Identification of amino acid residues of the pheromone-binding domain of the transcription factor TraR that are required for positive control

Abstract

Genes required for replication and for conjugal transfer of the Agrobacterium tumefaciens Ti plasmid are regulated by the quorum sensing transcription factor TraR, whose N-terminal domain binds to the pheromone 3-oxo-octanoylhomoserine lactone (OOHL) and whose C-terminal domain binds to specific DNA sequences called tra boxes. Here, we constructed 117 mutants, altering 103 surface-exposed amino acid residues of the TraR N-terminal domain. Each mutant was tested for activation of the traI promoter, where TraR binds to a site centred 45 nucleotides upstream of the transcription start site, and of the traM promoter, where TraR binds a site centred 66 nucleotides upstream.
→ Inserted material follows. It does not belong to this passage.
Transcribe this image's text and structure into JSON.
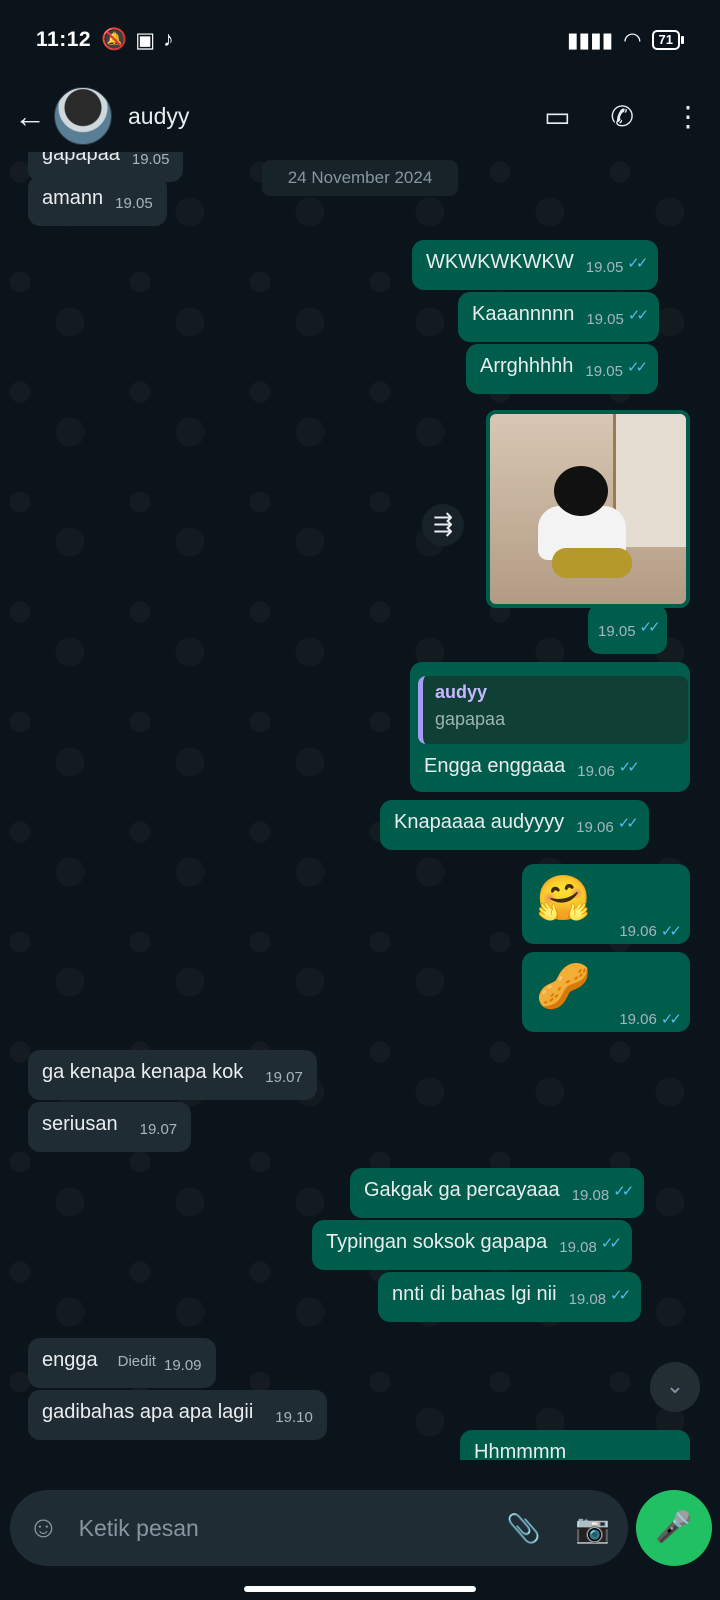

Alteration of 18 residues blocked activity at the traI promoter. Of these, alteration at three positions impaired TraR abundance or DNA binding, leaving 15 residues that are specifically needed for positive control. Of these 15 residues, nine also blocked or reduced activity at the traM promoter, while six had no effect. Amino acid residues required for activation of both promoters probably contact the C-terminal domain of the RNA polymerase alpha subunit, while residues required only for traI promoter activation may contact another RNA polymerase component.

Figure 1

Saturation mutagenesis of the surface of the NTD of TraR. Residues in white were altered by site-directed mutagenesis.

Figure 2

Western immunoblot data of TraR point mutants in A. tumefaciens strain NTL4 (pCEW260). Strains containing pYC335 or pPZP201served as positive and negative controls, respectively. Purified TraR was also used as a positive control for all westerns (left lane). The cross-reacting material (CRM) was used to normalize the intensity of each TraR band.

Figure 3

Electrophoretic mobility shift assays with TraR in crude cell extracts. The amount of full-length, soluble TraR in each extract was normalized using western immunoblots.

Figure 4

Intragenic complementation of mutations of D10, G123, and W184. Successful complementation was taken as an indication that the amino acid residues are contributed by opposite subunits.

Figure 5

Positive control mutants isolated in this study (in the TraR NTD) and in a previous study (TraR-CTD) (White and Winans, 2005). Residues in white affect both PtraI and PtraM, while residues in black affected only PtraI. (A) View of TraR along the DNA axis, showing the concave and convex faces of the crystal structure. (B and C) TraR rotated to show the concave surface and convex surfaces, respectively.

Figure 6

Closeup views of TraR residues required for positive control. Residues in white are needed for both promoters, while residues in black are needed only for PtraI. (A) A patch on the concave surface, composed of residues from both subunits and both domains of each subunit. (B) A patch on the convex surface, composed of residues from the NTDs of both subunits.